Endometriosis is the presence endometrial tissue cells (i.e., the inside lining of the uterus that women menstruate every cycle) in locations outside of the uterus. Normal hormonal changes in a woman’s cycle can cause these cells to have localized bleeding and cause pain. The exact reason for the development of endometriosis is unknown. One theory is that the endometrial cells flow backwards through the fallopian tubes into the abdomen and pelvis and then implant onto other areas.
It is more common to find endometriosis in patients who are having difficulty getting pregnant. The endometrial cells can release inflammatory factors and molecules that ultimately hinder the sperm and egg from fertilizing successfully. In addition, endometriosis can cause internal scarring that makes it difficult for the tube to physically pick up the egg, or even block the tube. In cases of moderate to severe endometriosis where the pelvic environment is altered, in vitro fertilization may be necessary.
A tendency to inherit endometriosis has been identified; 8-10% of women with endometriosis have first degree relatives (mother or sister) with the disease. Women in affected families develop endometriosis at an earlier age and are more likely to have advanced disease.
On examination, your physician can sometimes feel changes in the pelvic structures suggestive of endometriosis. These changes include the presence of cysts on the ovaries, scarring around the uterus, and painful nodules around the support ligaments to the uterus.
Laparoscopy is the only definitive diagnostic tool used in making a diagnosis of endometriosis. The smallest areas of growth appear as blue-black raised lesions covering the surfaces of the internal organs. Older lesions are often puckered as a result of scarring. Larger lesions can form cysts on the ovaries called endometriomas.
Ultrasound and blood work does not always confirm the presence or absence of endometriosis.
For infertile women with endometriosis, the infertility evaluation should be completed and all potential factors contributing to infertility should be addressed. Endometriosis can be treated with either medications or surgery. A variety of different drugs have been used to treat endometriosis but they are usually not compatible with trying to conceive.
Oral contraceptive pills
Treatment with estrogen and progesterone combination therapy (birth control pill) has been used in order to create a stable hormonal environment that does not stimulate endometriosis. This can stop the endometriosis from growing and help with symptoms. In general, oral contraceptive pills are the first-line therapy.
Therapy with medication alone is most beneficial in mild to moderate disease. Pain is usually relieved and in over 75% of patients, an improvement of disease has been observed.
Other medications include Provera, Depo-Provera and Danazol. Such medications are options but not used often because of the side effects. Indications for these medications are individualized for your personal medical situation.
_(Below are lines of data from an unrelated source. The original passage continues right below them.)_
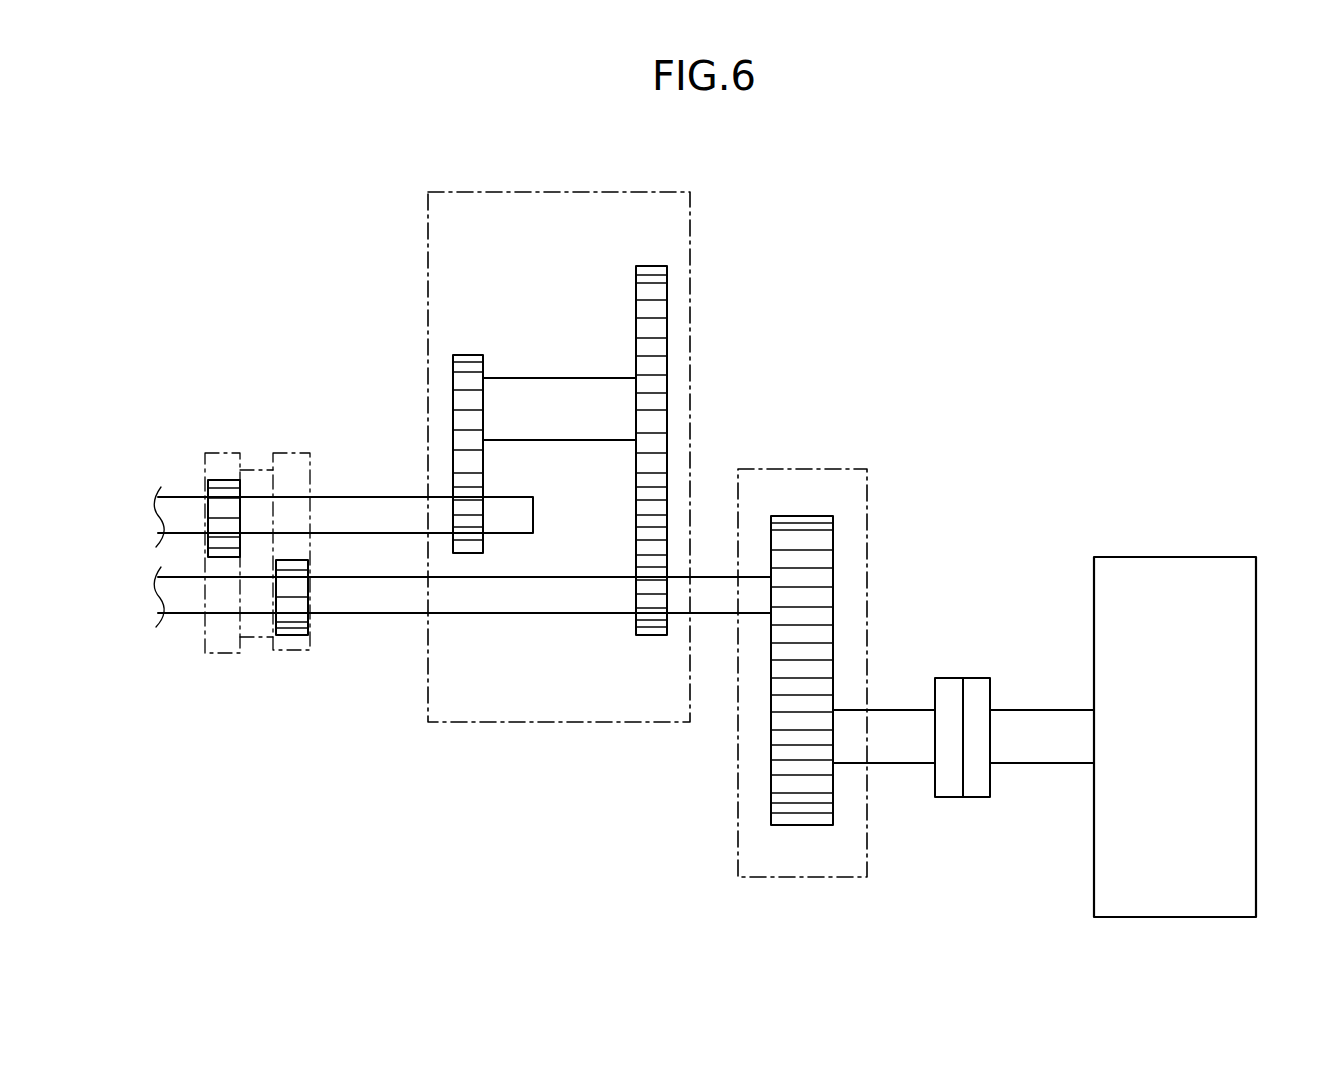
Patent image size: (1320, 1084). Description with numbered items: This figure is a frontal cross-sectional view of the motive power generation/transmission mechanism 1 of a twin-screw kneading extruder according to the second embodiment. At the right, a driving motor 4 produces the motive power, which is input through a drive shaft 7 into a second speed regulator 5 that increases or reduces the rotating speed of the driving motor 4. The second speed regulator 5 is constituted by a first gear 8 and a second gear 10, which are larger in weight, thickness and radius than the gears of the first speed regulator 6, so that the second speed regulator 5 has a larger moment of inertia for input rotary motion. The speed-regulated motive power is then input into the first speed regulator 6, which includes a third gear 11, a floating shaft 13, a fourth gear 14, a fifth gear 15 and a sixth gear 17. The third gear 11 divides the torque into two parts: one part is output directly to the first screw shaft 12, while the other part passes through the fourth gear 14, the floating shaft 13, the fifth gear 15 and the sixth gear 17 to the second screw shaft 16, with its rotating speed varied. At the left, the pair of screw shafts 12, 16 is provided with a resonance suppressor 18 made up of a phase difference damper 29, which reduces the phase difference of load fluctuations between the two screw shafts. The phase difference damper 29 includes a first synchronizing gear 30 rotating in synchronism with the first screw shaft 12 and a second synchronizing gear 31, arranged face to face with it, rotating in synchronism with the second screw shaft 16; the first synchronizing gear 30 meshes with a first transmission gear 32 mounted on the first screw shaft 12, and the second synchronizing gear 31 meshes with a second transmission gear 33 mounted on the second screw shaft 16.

The motive power generation/transmission mechanism 1 is at (877, 261).
The driving motor 4 is at (1128, 568).
The second speed regulator 5 is at (868, 555).
The first speed regulator 6 is at (637, 192).
The drive shaft 7 is at (1027, 737).
The first gear 8 is at (825, 690).
The second gear 10 is at (806, 515).
The third gear 11 is at (663, 567).
The first screw shaft 12 is at (377, 611).
The floating shaft 13 is at (552, 392).
The fourth gear 14 is at (661, 310).
The fifth gear 15 is at (462, 385).
The second screw shaft 16 is at (360, 505).
The sixth gear 17 is at (468, 548).
The resonance suppressor 18 is at (257, 538).
The phase difference damper 29 is at (205, 650).
The first synchronizing gear 30 is at (305, 657).
The second synchronizing gear 31 is at (233, 450).
The first transmission gear 32 is at (278, 622).
The second transmission gear 33 is at (207, 497).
Leuprolide acetate (Lupron® injection or Lupron Depot®) is a hormone-like medication, usually taken as a monthly injection when being used for endometriosis. This medication causes a menopausal state and by decreasing your hormone levels, decreases the estrogen that the endometriosis can use to grow. Unfortunately, this also stops ovulation so it is usually not possible to get pregnant while taking Lupron. Also, when the treatment is stopped, ovulation resumes and higher estrogen levels can re-stimulate the endometriosis eventually.
The goal in treatment of endometriosis is to improve the associated symptoms, such as severe menstrual cramps, pain with sexual intercourse (dyspareunia), pelvic pressure and pelvic pain, and /or bowel or bladder problems. Since endometriosis is dependent on estrogen, the GnRH agonists may dissolve the spots of endometriosis and /or shrink any ovarian cyst related to this condition (endometrioma). After therapy, however, endometriosis may grow again, so follow-up examinations are necessary.
Surgical removal of areas of endometriosis involves laparoscopy, a procedure done on an outpatient basis. Medical and surgical treatments are sometimes combined in order to facilitate surgical removal of endometriosis and diminish post operative recurrence.
Despite such therapy, endometriosis can be a difficult to deal with because of its recurrence. In general, the more severe, the greater chance of recurrence.
Management of endometriosis should be strictly individualized to each patient. This concept is of great importance in treating the infertile couple and all women with endometriosis. An SRM physician will review the specific recommendations in your situation whether it is the treatment of pain or infertility due to endometriosis.